A nonprofit publication of the Kentucky Center for Public Service Journalism

Nicholas Brake: Investment in schools, infrastructure correlate to Kentucky’s economic competitiveness


The topic of political discourse over the past few weeks is the president’s proposed $2 trillion infrastructure plan. As with the American Rescue Plan before it, there is much hesitation in making such a large public investment. But like the American Rescue Plan, the facts support a bold investment. Let’s separate the facts from the myths.

The argument goes much like this. The return on investment in keeping taxes low is better than spending public tax money on infrastructure or education. The events of a few months ago in Texas demonstrate the hollowness of this argument. The failure of the state government to adequately invest in the energy and utility infrastructure led to a catastrophic response to the winter storms that ravaged the state. It is the same model that we have tracked in states like Kansas where large cuts to state services were made to keep taxes low.

Let’s look at the facts. The research shows that those states which have made the greatest investment in building the capacity of their public infrastructure and education systems have experienced stronger economic growth than states that did not. Indeed, the high-investing states also had larger increases in worker wages, as well as a statistically meaningful advantage in state-level GDP growth.

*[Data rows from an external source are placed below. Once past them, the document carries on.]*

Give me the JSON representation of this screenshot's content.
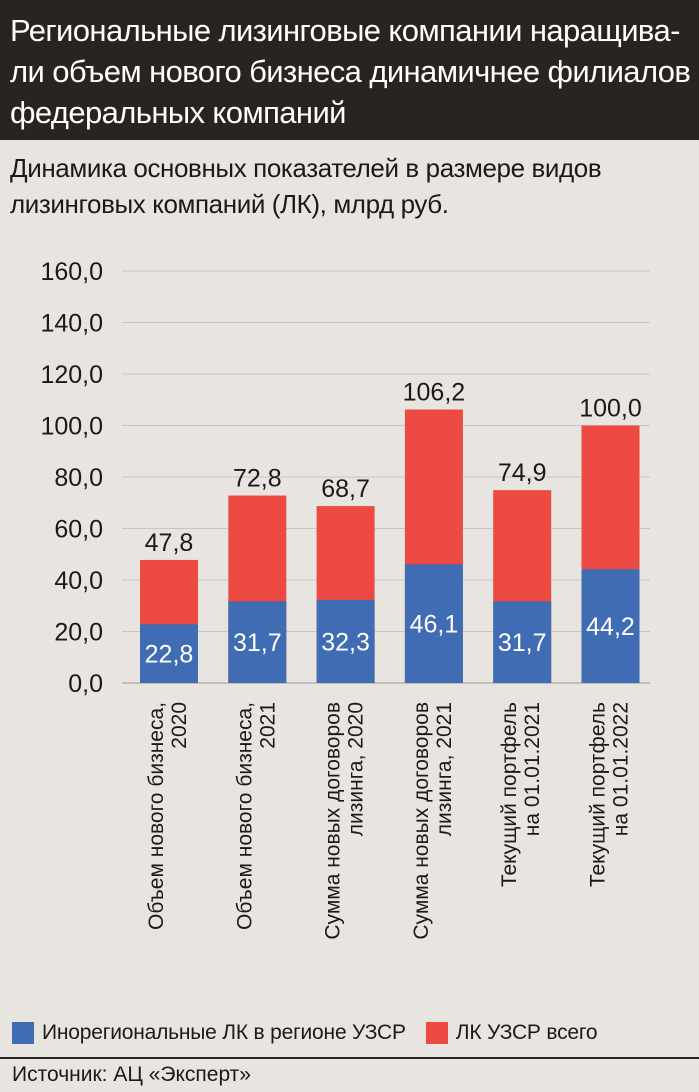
{
  "title_lines": [
    "Региональные лизинговые компании наращива-",
    "ли объем нового бизнеса динамичнее филиалов",
    "федеральных компаний"
  ],
  "subtitle_lines": [
    "Динамика основных показателей в размере видов",
    "лизинговых компаний (ЛК), млрд руб."
  ],
  "colors": {
    "blue": "#3f6cb3",
    "red": "#ec4a42",
    "grid": "#c9c6c2",
    "text": "#1a1a1a"
  },
  "chart_data": {
    "type": "bar",
    "stacked": true,
    "title": "Динамика основных показателей в размере видов лизинговых компаний (ЛК), млрд руб.",
    "categories": [
      [
        "Объем нового бизнеса,",
        "2020"
      ],
      [
        "Объем нового бизнеса,",
        "2021"
      ],
      [
        "Сумма новых договоров",
        "лизинга, 2020"
      ],
      [
        "Сумма новых договоров",
        "лизинга, 2021"
      ],
      [
        "Текущий портфель",
        "на 01.01.2021"
      ],
      [
        "Текущий портфель",
        "на 01.01.2022"
      ]
    ],
    "series": [
      {
        "name": "Инорегиональные ЛК в регионе УЗСР",
        "values": [
          22.8,
          31.7,
          32.3,
          46.1,
          31.7,
          44.2
        ],
        "labels": [
          "22,8",
          "31,7",
          "32,3",
          "46,1",
          "31,7",
          "44,2"
        ]
      },
      {
        "name": "ЛК УЗСР всего",
        "values": [
          47.8,
          72.8,
          68.7,
          106.2,
          74.9,
          100.0
        ],
        "labels": [
          "47,8",
          "72,8",
          "68,7",
          "106,2",
          "74,9",
          "100,0"
        ]
      }
    ],
    "y_ticks": [
      0,
      20,
      40,
      60,
      80,
      100,
      120,
      140,
      160
    ],
    "y_tick_labels": [
      "0,0",
      "20,0",
      "40,0",
      "60,0",
      "80,0",
      "100,0",
      "120,0",
      "140,0",
      "160,0"
    ],
    "ylim": [
      0,
      160
    ],
    "grid": true,
    "legend_position": "bottom"
  },
  "legend": [
    {
      "label": "Инорегиональные ЛК в регионе УЗСР",
      "color": "#3f6cb3"
    },
    {
      "label": "ЛК УЗСР всего",
      "color": "#ec4a42"
    }
  ],
  "source": "Источник: АЦ «Эксперт»"
}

A rigorous 2012 study commissioned by the U.S. Small Business Administration found “no evidence of an economically significant effect of state tax portfolios on entrepreneurial activity.” The Truman Institute at the University of Missouri found that when the benefit of a tax break is measured against the economic loss generated by spending cuts—there is always a net economic loss.  The Congressional Budget Office found no correlation between tax policy and job creation–private sector demand is what counts.

As it turns out, investment in public infrastructure along with P-12 education and higher education, not lower taxes, are the only public policy decisions that have a statistically meaningful correlation to economic outcomes, according to research conducted by the Center for Tax and Budget Accountability.

The U.S. is the wealthiest country in the world, yet we rank 13th when it comes to the overall quality of our infrastructure. After decades of disinvestment, our roads, bridges, and water systems are crumbling. Our electric grid is vulnerable to catastrophic outages. Too many lack access to affordable, high-speed Internet and to quality housing. The past year has led to job losses and threatened economic security, eroding more than 30 years of progress in women’s labor force participation. It has unmasked the fragility of our caregiving infrastructure. And, our nation is falling behind its biggest competitors on research and development, manufacturing, and training.

The same argument can be made for education. The failure to invest in P-12 and higher education will not be as immediately evident as infrastructure neglect. Citizens of states that consistently fall behind and fail to invest in their human capital will not completely see this failure until it is too late.

That is why it is so alarming to see the news earlier this year from the Kentucky Council on Postsecondary Education about the decline in state higher education enrollment. The decline of students nationally and in Kentucky completing the Free Application for Financial Aid (FAFSA) has dropped even more sharply, signaling the potential for a larger decline in 2021.

These trends on top of a 35 percent cut to higher education since 2008 means that Kentucky’s human capital may become the educational parallel to the Texas power grid. It is already showing up in Kentucky’s declining economic competitiveness. In a recent study of the economic health of all 50 states by Comen (2019) prior to the pandemic, Kentucky ranked 44th with the 12th lowest GDP and 13th highest unemployment rate. Also unsurprising is the corollary of bachelor’s degree attainment. Kentucky ranked 45th in the percentage of adults with at least a bachelor’s degree. In fact, the best predictor of the competitiveness of a state’s economy is college attainment.

The states which have made the greatest investment in building the capacity of their infrastructure, public schools, colleges and universities to meet the needs of businesses and citizens, from the poorest on up, have experienced stronger economic growth than states that did not. They are winning the race for human capital, jobs, and economic competitiveness.

Fiscal policy in Kentucky is at a crossroads.  As state leaders ponder tax reform, and a needed fix to state infrastructure, and investments in education it is critical to separate fact from myth about fiscal policy and cost of consistent underinvestment in our Commonwealth and its people.

Nicholas Brake, a former public school superintendent, is director of the Doctoral Program in Educational Leadership at Western Kentucky University and author of the Kentucky Education Policy Blog.